Saturday, January 23, 2010

why are you so quiet?

i remember family members (usually aunts or stepmothers) always asking me "why are you so quiet?" when we gathered for holidays or other occassions. at the time (and perhaps even now) i didn't have an answer for them. i couldn't tell them "um, i don't feel like being here right now" or "my thoughts are consumed with leaving this world." - that would be rude. but i find it interesting that my more extroverted, demonstrative relatives were never asked "why are you so loud and boisterous?"

depending on your circumstance or mood, the world seems to be many things. but for the depressed, the world simply seems daunting. panic attacks, anxiety, self-doubt all contribute to this feeling that there's no need to get out of bed.

as diseases go, it doesn't seem as life-threatening as cancer or heart disease, but depression wreaks havoc on the body in the form of stress, poor diet, lack of exercise and inattentiveness to any oncoming illness.

i don't remember the first time the word 'depression' was mentioned, but i do remember the first time i felt completley alone and frightened. i was maybe 8 years old and i was certain that my parents weren't ever coming back for my brother and i. they were gone for probably 20 minutes. abandonment issues aside, i was constantly worried about things no child should have be concerned with; things like not having enough food or running out of money.
they seemed like reasonable concerns to me, but after having spoken with other friends about this, it seems i was a bit overwrought throughout my childhood.

being sensitive to other people's suffering was a constant source of worry as well. but this sensitivity proved helpful when it came to playing music. intuition became married to forethought, which carried through to ability and caring about each musical situation. this made deciphering what a song or performance needed easier, but also came with its own price tag in the form of a debilitating sense of self-conciousness.

still, there seems to be hope for depression sufferers through therapy and drugs. the acknowledgement and accceptance of a disease is usually the first step towards recovery for any type of illness but unfortunately, depression seems to trigger no warning bells; it's an insidious type of destructiveness that worms it's way inside out. passive aggression, inconsideration and frustration with petty issues lead to self-abuse of a different nature and alcohol and drugs simply obfuscate the truth of the matter, which is that chemically, the depressed person's brain needs help.

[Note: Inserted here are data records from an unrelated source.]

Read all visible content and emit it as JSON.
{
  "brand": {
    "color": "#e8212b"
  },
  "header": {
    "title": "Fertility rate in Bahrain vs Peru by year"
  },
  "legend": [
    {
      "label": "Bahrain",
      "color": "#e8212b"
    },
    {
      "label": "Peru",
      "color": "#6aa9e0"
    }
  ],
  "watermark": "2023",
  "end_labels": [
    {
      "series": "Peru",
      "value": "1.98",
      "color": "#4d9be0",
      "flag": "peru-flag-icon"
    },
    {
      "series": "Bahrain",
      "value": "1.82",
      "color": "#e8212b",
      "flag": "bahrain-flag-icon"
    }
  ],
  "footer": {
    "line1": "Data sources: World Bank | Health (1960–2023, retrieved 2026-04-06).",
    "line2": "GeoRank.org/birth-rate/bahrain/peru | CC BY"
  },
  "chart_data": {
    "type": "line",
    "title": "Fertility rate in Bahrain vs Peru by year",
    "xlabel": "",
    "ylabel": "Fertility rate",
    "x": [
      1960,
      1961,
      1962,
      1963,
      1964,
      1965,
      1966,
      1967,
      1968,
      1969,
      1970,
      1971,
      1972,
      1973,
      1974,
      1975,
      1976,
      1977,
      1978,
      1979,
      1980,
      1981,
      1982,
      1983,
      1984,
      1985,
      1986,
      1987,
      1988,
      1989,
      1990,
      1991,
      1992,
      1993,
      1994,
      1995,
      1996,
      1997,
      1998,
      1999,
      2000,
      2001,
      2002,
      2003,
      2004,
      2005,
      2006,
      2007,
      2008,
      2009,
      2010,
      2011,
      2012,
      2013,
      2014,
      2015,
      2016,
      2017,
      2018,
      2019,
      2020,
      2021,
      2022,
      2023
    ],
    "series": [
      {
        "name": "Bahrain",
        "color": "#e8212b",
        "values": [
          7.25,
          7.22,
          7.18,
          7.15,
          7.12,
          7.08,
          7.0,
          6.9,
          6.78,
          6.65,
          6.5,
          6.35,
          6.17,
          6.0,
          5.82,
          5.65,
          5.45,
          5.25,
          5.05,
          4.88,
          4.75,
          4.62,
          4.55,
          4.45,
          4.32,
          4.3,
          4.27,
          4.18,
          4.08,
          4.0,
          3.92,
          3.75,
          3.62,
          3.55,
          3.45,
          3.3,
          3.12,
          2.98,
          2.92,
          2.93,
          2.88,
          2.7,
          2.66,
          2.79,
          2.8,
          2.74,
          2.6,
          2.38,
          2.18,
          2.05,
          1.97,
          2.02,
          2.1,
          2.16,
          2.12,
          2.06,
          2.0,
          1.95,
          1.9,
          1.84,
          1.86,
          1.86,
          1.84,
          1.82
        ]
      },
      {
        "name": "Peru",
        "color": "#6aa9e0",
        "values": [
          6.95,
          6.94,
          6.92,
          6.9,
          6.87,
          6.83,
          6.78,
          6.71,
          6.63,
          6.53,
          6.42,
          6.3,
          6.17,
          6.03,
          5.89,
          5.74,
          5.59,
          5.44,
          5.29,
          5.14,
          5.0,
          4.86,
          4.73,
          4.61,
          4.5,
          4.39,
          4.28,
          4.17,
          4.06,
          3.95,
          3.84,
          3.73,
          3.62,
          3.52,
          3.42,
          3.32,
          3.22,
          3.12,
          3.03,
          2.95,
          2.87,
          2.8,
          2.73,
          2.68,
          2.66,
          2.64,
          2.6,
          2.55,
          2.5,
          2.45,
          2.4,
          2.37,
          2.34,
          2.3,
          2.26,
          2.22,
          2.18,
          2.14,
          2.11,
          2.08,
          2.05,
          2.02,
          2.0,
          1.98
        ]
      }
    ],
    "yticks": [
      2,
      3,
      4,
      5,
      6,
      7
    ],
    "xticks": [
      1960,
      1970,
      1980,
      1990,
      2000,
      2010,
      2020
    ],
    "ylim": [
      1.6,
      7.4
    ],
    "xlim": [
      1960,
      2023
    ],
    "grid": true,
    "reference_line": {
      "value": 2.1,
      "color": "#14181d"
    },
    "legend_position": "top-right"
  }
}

it's a long road to becoming a healthier, happier person. but to stay along the same worn path that depression takes is even longer. i hope that if you're reading this and any of this seems familiar that you try to seek out some help. but for the autodidact, it is quite unraveling to realize that for once, you're going to need some assistance.

Sunday, January 10, 2010

another day, another chance

"the secret to happiness does not lie in doing what one likes, but learning to like what one has to do."

i saw this quote this weekend while not sleeping and reading a book by mick brown called 'the spiritual tourist'.

i feel quite lucky to have been chosen by music at what seemed like my birth. music was something that came easily to me as a child, and quickly gave me a sense of self-worth that was badly needed as an adolescent and as a young adult. but i made many life choices that would facilitate a life devoted to music (a low overhead being the biggest choice) and i had to learn how to navigate the many other skills needed to play music professionally.

there are still some parts of this job that i don't care for: accounting and promotion for example. but i've learned to enjoy certain aspects of this kind of work: it's a challenge to keep track of all my income and expenses (and of course a huge surprise to see i made any money at all). and it's always a nice treat when you have a good turnout at a performance because you actually let people know about it.

but music, just like other creative endeavors, gives one a glimpse of something that is much larger than ourselves. and much like those whose beliefs are based on faith and religion, the world of art reminds us of the enormity of the universe and how small and inconsequential our work can seem. but i believe this to be another important aspect of creating a happy life - that from this humbling discovery we can find and build upon our uniqueness, if we're up for the challenge.

and despite such daunting odds, there is still hope in creating something beautiful to share with the world by simply being our (humbled) selves. there are many more days left to this year, to this life, but i know for certain each day will show me something i've never seen before and from that tiny bit of information i'll try and cull something else out of the guitar and my voice and some words and hopefully it will result in something lasting and inspiring.

and if not, well, tomorrow is another day, another chance to try again. happiness, for me, seems to lie in this quest. i was just lucky music and i found each other.